Mailing-List: contact solr-user-help@lucene.apache.org; run by ezmlm
Precedence: bulk
Reply-To: solr-user@lucene.apache.org
Message-ID: <1448526745.9730.250.camel@te-prime>
Subject: Re: [Faceting] Exact Value Faceting VS ID Faceting
From: Toke Eskildsen <te@statsbiblioteket.dk>
Reply-To: <te@statsbiblioteket.dk>
To: <solr-user@lucene.apache.org>
Date: Thu, 26 Nov 2015 09:32:25 +0100
In-Reply-To: 
 <CAB-fSbwMpb6VJpvbZs8qcuouDvpeqk9wtaGJrx4YHinpR-T4yg@mail.gmail.com>
References: 
 <CAB-fSbwMpb6VJpvbZs8qcuouDvpeqk9wtaGJrx4YHinpR-T4yg@mail.gmail.com>
Organization: State and University Library, Denmark
Content-Type: text/plain; charset="UTF-8"
MIME-Version: 1.0
Content-Transfer-Encoding: 7bit

On Wed, 2015-11-25 at 15:56 +0000, Alessandro Benedetti wrote:
> I would like to have docValues because facets are going to be heavy on
> those fields.

> *Faceting approach *
> *1) *Indexing the human readable field value

Technically this will be a SORTED or SORTED_SET, which again means that
a pool of terms is maintained for each segment. The mapping from
documents to terms are done using ordinals, which are not comparable
across segments.

> Facets will be returned readable, out of the box.
> I can not see any cons in this approach, I would say it is the standard one.

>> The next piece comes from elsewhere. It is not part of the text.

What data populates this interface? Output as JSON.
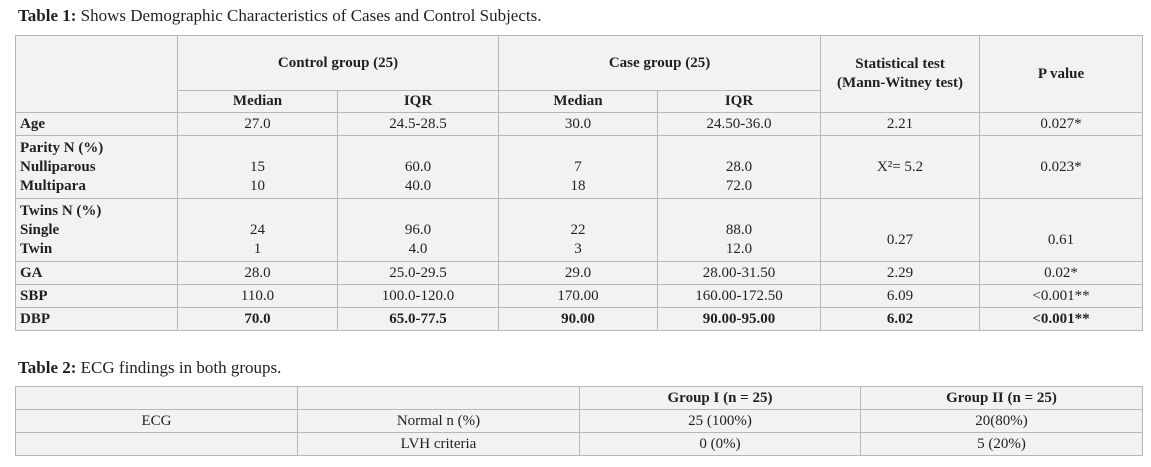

With multiple segments, the terms from each segment must somehow be
aligned, do avoid duplicate entries in the result. This can either be
done be creating a segment_ordinal->global_ordinal map upon first
faceting call (facet.method=fc) or by on-the-fly comparison of top-X
terms from each segment (facet.method=fcs). Either way, there is a
performance penalty.

>    - When calculating faceting, in memory it is used the ordinal for each
>    term, which means in memory we don't waste space for the actual term, or
>    waste the time looking up for the value until the very end of the process,
>    after the counts are done .

The segment_ordinal->global_ordinal requires memory linear to the number
of unique values in the field. If fcs is used, there will be more term
lookups.

> *2)* Correlate outside the search system each term to a custom ID. Index
> the custom ID. After facets are calculated resolve the ID and show the
> human readable labels.

Assuming the ID is an integer (about the only thing that makes sense),
this ensures that the IDs are comparable across segments, so no
segment->global mapping is needed. This removes the performance penalty
described above and is (as far as I understand) the principle behind
Lucene faceting.

On the other hand, this approach is indeed more complicated and it
introduces another hotspot both for indexing (as document construction
requires a lookup in the term provider) and searching (for resolving the
final terms).


If we had a hashing method String->long and guaranteed that there would
be no collisions (or we accepted the occasional faulty result), then we
could avoid the segment->global map as well as the centralized term
server. To my knowledge, this has not yet been attempted.

- Toke Eskildsen